Have you read this yet? It's Rage Against the Minivan's blog post, Let's Bring the Holidays Down a Notch. It's a short little read with over 600 comments, apparently because the post touched a nerve and ended up being reposted via Facebook and other online sources.
It's interesting to me on so many levels. Kristen (the original blogger) shares how frustrated the holidays make her feel because her kids have huge expectations for them. For example, her children were disappointed because no leprechaun visited their house on St. Patrick's Day. (And one of them stomped off and threw a fit. Oh the horrors! She should come visit this joint...) And she finds it a tad annoying that other parents go over the top with gifts/school treats. (Can you say "50 pieces of Chinese made trinkets stuffed into a plastic gift bag for Valentine's Day?") She brings up newly invented holidays like the 100th day of school and Pi Day. Lastly, she calls out other parents (to some degree) and encourages them to stop the madness that they might be perpetuating regarding the holidays.
Was I offended by her post? No.
Do I understand some of her feelings? Certainly. (I mean, Zeke's daycare had Valentine's for the 2 year olds. Why? I have no idea. I also personally do not enjoy the constant stream of crap that comes into my child's lives via goodie bags, the bank, the doctor's office, etc.)
But I can't say I think the post actually served her well, especially since she shared a homemade Valentine that her littlest made which appears to be an accidental, pretty funny, but literal "FU" to what she describes as the overachieving parents who are participating in the holiday madness. (Yes, I get sarcasm and humor; I just think you have to be careful with what you say online.)
Realistically, I think it's time for moms in general to turn it down a notch in terms of behavior and attitudes. It is not the holidays that are the issue; it's us. Yes, I didn't like the Valentine party for the 2 year olds and yes, I think a holiday goodie bag is just a pile of junk destined for my trashcan.

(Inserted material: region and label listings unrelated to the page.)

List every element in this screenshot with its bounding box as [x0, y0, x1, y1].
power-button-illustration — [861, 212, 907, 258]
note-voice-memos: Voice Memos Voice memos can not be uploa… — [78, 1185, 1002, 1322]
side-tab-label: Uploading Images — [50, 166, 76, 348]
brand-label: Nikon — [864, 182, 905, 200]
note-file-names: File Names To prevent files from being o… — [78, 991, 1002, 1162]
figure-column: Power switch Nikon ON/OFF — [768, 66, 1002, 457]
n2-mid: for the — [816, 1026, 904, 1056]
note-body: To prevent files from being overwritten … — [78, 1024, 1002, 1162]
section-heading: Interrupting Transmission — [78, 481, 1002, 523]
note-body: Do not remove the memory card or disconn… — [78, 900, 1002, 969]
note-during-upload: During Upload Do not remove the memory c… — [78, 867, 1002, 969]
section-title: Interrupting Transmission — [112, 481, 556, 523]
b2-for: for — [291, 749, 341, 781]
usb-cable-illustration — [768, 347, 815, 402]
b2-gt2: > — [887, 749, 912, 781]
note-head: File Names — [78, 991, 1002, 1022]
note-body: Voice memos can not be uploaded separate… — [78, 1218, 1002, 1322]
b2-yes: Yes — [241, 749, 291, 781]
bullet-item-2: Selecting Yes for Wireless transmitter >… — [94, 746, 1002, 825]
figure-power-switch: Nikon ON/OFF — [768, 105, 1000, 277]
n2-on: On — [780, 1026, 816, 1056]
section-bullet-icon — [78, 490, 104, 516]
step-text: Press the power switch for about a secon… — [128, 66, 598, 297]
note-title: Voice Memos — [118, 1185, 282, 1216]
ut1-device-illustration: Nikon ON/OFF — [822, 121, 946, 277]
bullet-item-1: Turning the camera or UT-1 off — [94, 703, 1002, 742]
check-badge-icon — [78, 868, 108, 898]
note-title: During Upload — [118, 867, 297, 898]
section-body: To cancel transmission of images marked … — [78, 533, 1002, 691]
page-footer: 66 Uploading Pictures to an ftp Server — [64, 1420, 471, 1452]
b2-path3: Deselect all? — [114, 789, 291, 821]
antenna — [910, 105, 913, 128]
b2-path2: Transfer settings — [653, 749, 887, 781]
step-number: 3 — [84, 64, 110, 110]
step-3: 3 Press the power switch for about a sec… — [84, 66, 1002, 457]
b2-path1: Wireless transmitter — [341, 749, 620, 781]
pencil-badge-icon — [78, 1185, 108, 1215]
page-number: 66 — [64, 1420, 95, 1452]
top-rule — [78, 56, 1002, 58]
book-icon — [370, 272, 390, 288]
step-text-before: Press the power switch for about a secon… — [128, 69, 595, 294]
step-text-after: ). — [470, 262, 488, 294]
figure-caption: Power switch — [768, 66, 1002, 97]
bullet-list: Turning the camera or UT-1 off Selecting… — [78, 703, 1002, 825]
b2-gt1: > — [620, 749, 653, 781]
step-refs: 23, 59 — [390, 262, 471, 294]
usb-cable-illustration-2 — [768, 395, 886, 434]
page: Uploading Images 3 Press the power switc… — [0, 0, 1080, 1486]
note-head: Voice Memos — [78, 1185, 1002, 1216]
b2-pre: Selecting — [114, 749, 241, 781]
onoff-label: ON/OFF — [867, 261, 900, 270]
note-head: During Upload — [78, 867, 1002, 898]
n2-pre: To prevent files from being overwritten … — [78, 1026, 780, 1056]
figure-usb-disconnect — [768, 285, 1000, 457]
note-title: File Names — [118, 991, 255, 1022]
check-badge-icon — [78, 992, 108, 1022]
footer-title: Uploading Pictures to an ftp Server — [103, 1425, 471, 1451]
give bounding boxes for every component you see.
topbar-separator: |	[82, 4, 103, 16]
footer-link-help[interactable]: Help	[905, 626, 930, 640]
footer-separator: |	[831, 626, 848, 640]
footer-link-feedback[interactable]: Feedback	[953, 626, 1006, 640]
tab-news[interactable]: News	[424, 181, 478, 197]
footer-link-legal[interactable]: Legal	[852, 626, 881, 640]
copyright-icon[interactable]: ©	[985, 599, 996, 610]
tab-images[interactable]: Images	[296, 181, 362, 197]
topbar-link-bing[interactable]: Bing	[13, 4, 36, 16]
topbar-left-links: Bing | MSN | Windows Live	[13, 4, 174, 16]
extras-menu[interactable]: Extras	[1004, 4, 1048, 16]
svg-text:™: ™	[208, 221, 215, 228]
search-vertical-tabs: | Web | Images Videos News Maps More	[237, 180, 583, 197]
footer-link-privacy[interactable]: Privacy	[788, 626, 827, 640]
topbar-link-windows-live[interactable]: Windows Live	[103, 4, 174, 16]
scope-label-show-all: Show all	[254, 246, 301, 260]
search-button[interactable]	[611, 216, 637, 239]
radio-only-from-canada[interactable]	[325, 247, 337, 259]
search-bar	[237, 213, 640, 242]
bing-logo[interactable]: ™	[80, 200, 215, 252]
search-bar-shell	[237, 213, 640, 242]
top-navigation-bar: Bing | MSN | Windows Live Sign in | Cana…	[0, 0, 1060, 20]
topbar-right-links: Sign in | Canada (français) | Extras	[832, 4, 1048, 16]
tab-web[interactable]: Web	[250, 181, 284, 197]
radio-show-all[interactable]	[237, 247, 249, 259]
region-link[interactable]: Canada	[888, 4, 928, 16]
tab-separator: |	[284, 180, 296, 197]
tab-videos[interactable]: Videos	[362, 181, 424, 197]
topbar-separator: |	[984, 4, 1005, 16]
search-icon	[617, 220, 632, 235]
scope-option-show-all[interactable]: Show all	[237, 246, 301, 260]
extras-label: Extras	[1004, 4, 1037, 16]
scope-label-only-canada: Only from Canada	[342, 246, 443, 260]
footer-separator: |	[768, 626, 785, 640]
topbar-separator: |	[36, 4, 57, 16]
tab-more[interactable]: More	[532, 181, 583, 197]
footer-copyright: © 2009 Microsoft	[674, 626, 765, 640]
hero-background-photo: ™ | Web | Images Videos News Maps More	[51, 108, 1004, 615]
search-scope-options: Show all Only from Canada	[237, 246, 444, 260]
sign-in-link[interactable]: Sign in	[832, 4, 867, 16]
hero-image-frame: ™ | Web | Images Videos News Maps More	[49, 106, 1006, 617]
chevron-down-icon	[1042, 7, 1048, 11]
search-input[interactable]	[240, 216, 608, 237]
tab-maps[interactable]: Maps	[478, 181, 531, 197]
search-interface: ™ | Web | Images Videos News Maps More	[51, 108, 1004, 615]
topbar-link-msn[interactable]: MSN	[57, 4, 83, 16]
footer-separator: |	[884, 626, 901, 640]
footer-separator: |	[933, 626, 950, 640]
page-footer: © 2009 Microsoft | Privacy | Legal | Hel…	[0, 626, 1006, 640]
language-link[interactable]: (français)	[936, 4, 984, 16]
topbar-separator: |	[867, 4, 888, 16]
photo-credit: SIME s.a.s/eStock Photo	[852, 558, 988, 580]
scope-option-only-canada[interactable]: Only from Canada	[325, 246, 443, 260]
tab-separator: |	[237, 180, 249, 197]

But I can deal with it without ranting and raving, without blaming others for my children's behavior, and without judging the motives of others.
In fact, it's not even Kristen's original post that I found most interesting. It was the 600 plus comments that she received. That is where you see the real indictment of how we as moms sometimes handle life. The majority agreed with Kristen, that all of this was over the top and too much. Many felt like those moms who did over the top things were doing so out of competitiveness or a chance to one up other moms. Many cited Pinterest as an evil used only by those who have the dreaded Super Mom syndrome. Others blamed the schools for encouraging kids to believe in fictional things like the Easter Bunny or leprechauns. Few were willing to say "This is about me being comfortable with who we are as a family and the choices we make." Few were willing to not blame others, to allow their kids to walk through a bit of disappointment once they learned that they would not be setting leprechaun traps of their own. A handful of people shared why they celebrate holidays with big things, from those who did so because it brought them joy as parents, to those who said it let them express their creativity, to those who said it was about creating memories with their kids. And of course, there were the down right catty responses from essentially telling Kristen to get off her computer, out of the blogosphere and into her kids' lives. (Terribly rude especially when you have idea about what Kristen does with her children since you do not personally know her.) Or those who said things like if you don't like your kids hearing about leprechauns at school,just homeschool. (Because I'm sure all the homeschooling families out there want to be viewed as families who simply could not handle leprechauns.)
I think what spoke to me most about this was I just saw a lot of moms struggling with the same type of confusion that grips many women from the time they are about ten. It's the idea of questioning if what we are doing is good enough, if we measure up and how we can do more. At the heart, I think that's what Kristen is trying to say even though I'm not sure that part stands out loud and clear. Moms have to stop competing. They have to stop comparing. They have to stop jumping on one crazy bandwagon to the next all in an attempt to keep our kids happy.
It's the idea of do what blesses not what burdens. (Love those words, stolen from a recent Beth Moore Bible study.) And then shut up. Decide who you are and what you value as a mom and then don't spend the next hour inspecting the lives of other moms, looking for reasons why you made a bad choice. Or looking for a reason that indicates that other moms have made a bad choice. Do what blesses not what burdens.